Dressed in an orange prison jumpsuit, his head newly shaven, Miller told Oldham Circuit Judge Paul Rosenblum he didn't remember all of his offenses but was willing to plead guilty to the charges of indecent or immoral practices with another.
Citing a hearing problem, Miller stood at the judge's bench as Rosenblum read the charges.
Miller has been at a LaGrange correctional center since May 27, when Jefferson Circuit Judge Ann O'Malley Shake sentenced him to 20 years in prison. Miller pleaded guilty earlier this year to 50 counts of molesting children in Jefferson County between 1957 and 1982.
Miller, who was indicted on the Oldham County charges last July, entered an "open plea," according to his lawyer, David Lambertus. The plea meant that Miller made no agreement with prosecutors on a possible sentence.
His sentencing is scheduled for Aug. 18.
Commonwealth's Attorney Kim Snell said he wanted to read a presentencing report before recommending a sentence, but he said he would oppose probation or shock probation.
Michael Turner, one of at least four of Miller's Oldham County victims to attend the court proceeding, said afterward he supported a consecutive sentence that would lengthen Miller's time in prison. "I think he's at high risk still," said Turner, who now lives in Louisville.
Miller is at the center of the Archdiocese of Louisville's problems concerning allegations of sexual abuse by priests. He has now pleaded guilty to 64 criminal charges, stating that he molested 29 children in two counties between 1957 and 1982.

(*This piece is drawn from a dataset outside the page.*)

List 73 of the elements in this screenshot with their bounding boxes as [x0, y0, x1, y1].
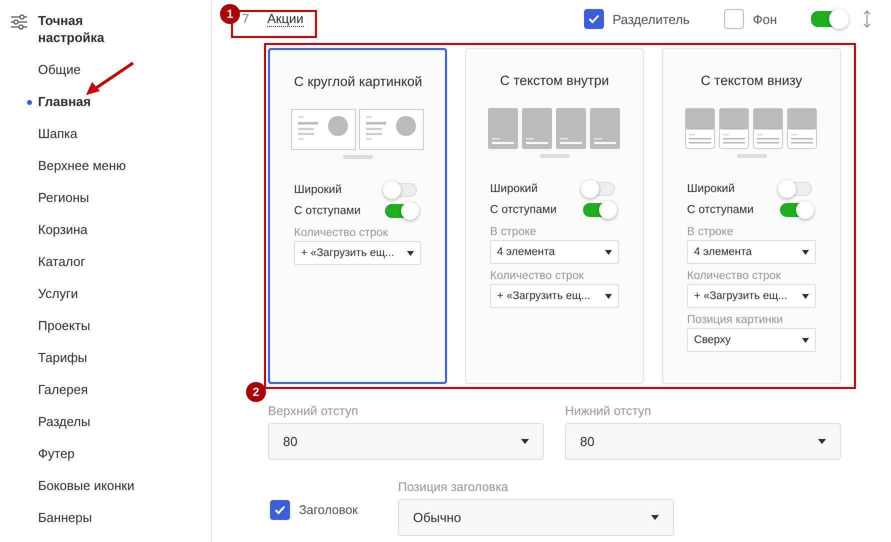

Archbishop Thomas Kelly removed Miller from parish ministry in 1990 after a victim reported that Miller had abused him years earlier. Miller continued to work as a retirement-home chaplain until he retired in April 2002, just before a flood of allegations against him became public.
Also this morning, representatives for the archdiocese and for plaintiffs suing the church resumed their talks at the Jefferson Club in downtown Louisville in an attempt to resolve 242 pending lawsuits against the church, alleging abuse by Miller as well as dozens of other priests and others associated with the Catholic church.